Indicadores, Copernicus y datos complementarios
El espacio verde urbano incluye árboles, arbustos, matorrales, vegetación herbácea permanente, líquenes, musgos, estanques y cursos de agua dentro de ciudades, pueblos y zonas suburbanas. La cobertura arbórea urbana mide la superficie cubierta por copas de árboles. Ambos indicadores deben calcularse con datos armonizados, principalmente del Copernicus Land Monitoring Service.
Para delimitar zonas se usan límites LAU de 2024, clasificación anual DEGURBA de 2024 y rásteres de centros y agrupaciones urbanas de 2021, actualizados cada diez años. Para indicadores, el espacio verde urbano se calcula con CLC+ Backbone, de resolución 10 m y referencia 2023, mientras que la cobertura arbórea usa High Resolution Layer Tree Cover Density, también de 10 m, con referencia 2024 y publicación prevista en el primer trimestre de 2026.
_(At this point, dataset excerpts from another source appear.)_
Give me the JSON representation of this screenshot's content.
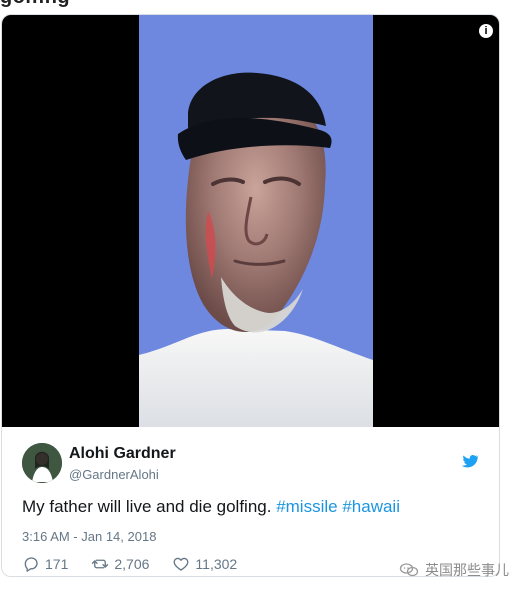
{
  "top_snippet": "golfing",
  "tweet": {
    "author_name": "Alohi Gardner",
    "author_handle": "@GardnerAlohi",
    "text_plain": "My father will live and die golfing. ",
    "hashtag_1": "#missile",
    "hashtag_2": "#hawaii",
    "timestamp": "3:16 AM - Jan 14, 2018",
    "replies": "171",
    "retweets": "2,706",
    "likes": "11,302"
  },
  "watermark": {
    "label": "英国那些事儿"
  },
  "icons": {
    "info": "info-icon",
    "twitter": "twitter-bird-icon",
    "reply": "reply-icon",
    "retweet": "retweet-icon",
    "like": "heart-icon",
    "watermark": "wechat-icon"
  },
  "colors": {
    "link": "#1b95e0",
    "twitter_blue": "#1da1f2",
    "secondary_text": "#657786",
    "sky_blue": "#6d87de"
  }
}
La guía permite datos complementarios nacionales, regionales o locales si mejoran la precisión, pero exige consistencia temporal en 2024, 2030 y hasta 2050, consistencia espacial, metodología sistemática y mejora demostrable frente a Copernicus. También subraya diferencias críticas: no es lo mismo uso del suelo que cobertura real del suelo, ni contar árboles que medir dosel arbóreo, ni cartografiar solo espacios públicos cuando el Reglamento evalúa toda la vegetación funcional, sea pública o privada.
Plan Nacional de Restauración y reporte municipal
El Plan Nacional de Restauración deberá recoger objetivos, zonas prioritarias, medidas, financiación y seguimiento. Los Estados miembros deben remitir el proyecto de Plan Nacional de Restauración a la Comisión Europea antes del 1 de septiembre de 2026; la Comisión Europea tendrá seis meses para evaluarlo y los planes definitivos deberán publicarse aproximadamente el 1 de septiembre de 2027. La primera revisión está prevista para julio de 2032.
Para el cálculo, la guía propone identificar la zona, preparar datos SIG en ETRS89/LAEA, reclasificar CLC+ Backbone para espacio verde, aplicar estadísticas zonales y estimar la cobertura arbórea con HRL TCD. El espacio verde se reporta agregado a escala nacional; la cobertura arbórea se informa a escala nacional hasta 2030 y de forma individual desde 2031. Los municipios deben enviar información mediante el Formato Uniforme, cartografía, metadatos XML y, si procede, memorias justificativas y metodológicas.